La bonne nouvelle tombe rapidement : le protocole est validé et compatible avec la grossesse. En parallèle, nous sommes informés que notre bébé est en bonne santé, que le caryotype est normal : toutes les étoiles s’alignent !
Pose du PAC en avril, première cure quelques jours après. Chaque session est similaire : injection à l’hôpital et 48hrs à domicile avec une pompe à chimio. Je ferai cinq sessions, tous les 15 jours, avant que la naissance prématurée soit déclenchée par césarienne. J’aurais été incapable de donner naissance par voie basse de toute façon tellement j’étais fatiguée.
Dix jours après la naissance, j’enchaine sept autres chimios. Nous sommes mi-octobre, je me libère des traitements. Il me reste une chirurgie afin de retirer ma colostomie.

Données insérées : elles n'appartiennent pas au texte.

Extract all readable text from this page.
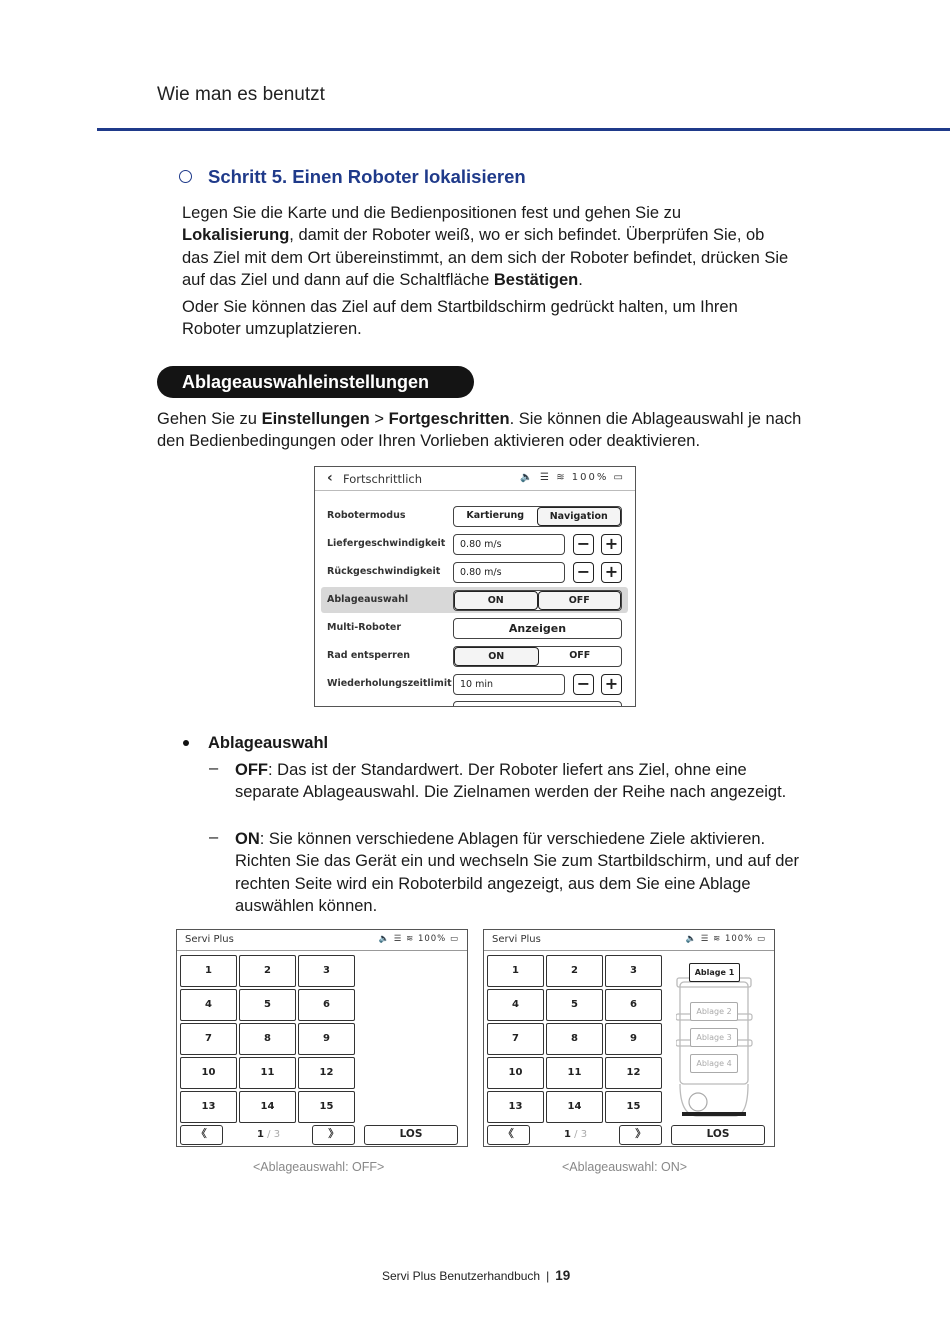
Wie man es benutzt
Schritt 5. Einen Roboter lokalisieren
Legen Sie die Karte und die Bedienpositionen fest und gehen Sie zu Lokalisierung, damit der Roboter weiß, wo er sich befindet. Überprüfen Sie, ob das Ziel mit dem Ort übereinstimmt, an dem sich der Roboter befindet, drücken Sie auf das Ziel und dann auf die Schaltfläche Bestätigen.
Oder Sie können das Ziel auf dem Startbildschirm gedrückt halten, um Ihren Roboter umzuplatzieren.
Ablageauswahleinstellungen
Gehen Sie zu Einstellungen > Fortgeschritten. Sie können die Ablageauswahl je nach den Bedienbedingungen oder Ihren Vorlieben aktivieren oder deaktivieren.
‹ Fortschrittlich	🔈 ☰ ≋ 100% ▭
Robotermodus	Kartierung	Navigation
Liefergeschwindigkeit	0.80 m/s	− +
Rückgeschwindigkeit	0.80 m/s	− +
Ablageauswahl	ON	OFF
Multi-Roboter	Anzeigen
Rad entsperren	ON	OFF
Wiederholungszeitlimit 10 min	− +
Ablageauswahl
– OFF: Das ist der Standardwert. Der Roboter liefert ans Ziel, ohne eine separate Ablageauswahl. Die Zielnamen werden der Reihe nach angezeigt.
– ON: Sie können verschiedene Ablagen für verschiedene Ziele aktivieren. Richten Sie das Gerät ein und wechseln Sie zum Startbildschirm, und auf der rechten Seite wird ein Roboterbild angezeigt, aus dem Sie eine Ablage auswählen können.
Servi Plus	🔈 ☰ ≋ 100% ▭
1	2	3
4	5	6
7	8	9
10	11	12
13	14	15
《	1 / 3	》	LOS
Servi Plus	🔈 ☰ ≋ 100% ▭
1	2	3
4	5	6
7	8	9
10	11	12
13	14	15
Ablage 1
Ablage 2
Ablage 3
Ablage 4
《	1 / 3	》	LOS
<Ablageauswahl: OFF>	<Ablageauswahl: ON>
Servi Plus Benutzerhandbuch | 19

Au cours de cette année difficile, le soutien sans faille de mon mari, de ma fille, de ma famille et de mes amis m’a permis de ne jamais baisser les bras et de rester forte. Malgré la fatigue et le rythme soutenu pour réussir à tout faire (vaincre le crabe et faire naître un petit bout), ils m’ont permis de rester positive et combative.
Je souligne aussi le rôle important du corps médical : chirurgiens, infirmiers, oncologues, obstétriciens…
Le plus difficile a été de ne pas avoir pu m’occuper de ma fille aînée comme j’aurai s voulu, qu’elle subisse la situation, même si nous avons essayé de toujours conserver une vie « normale » et que nous lui avons expliqué la situation avec des mots qu’elle pouvait comprendre.
J’étais si fatiguée qu’à la naissance du bébé je ne pesais que 49 kilos pour 1,70m.
L’étape à laquelle j’étais le moins préparée c’était l’après-cancer. Entre sidération d’avoir réussi à traverser tout ça, et petite déprime qu’on n’arrive pas à expliquer, alors que tout va bien. Il est vrai que passer d’une année rythmée par les prises de sangs, les scanners, les chimios…à plus rien, c’est déstabilisant.
Depuis, j’essaie de vivre aussi normalement que possible même si le cancer est partout et en moi à vie (façon de parler). Je suis à jamais changée et je me rends compte tous les jours de la chance que j’ai eue.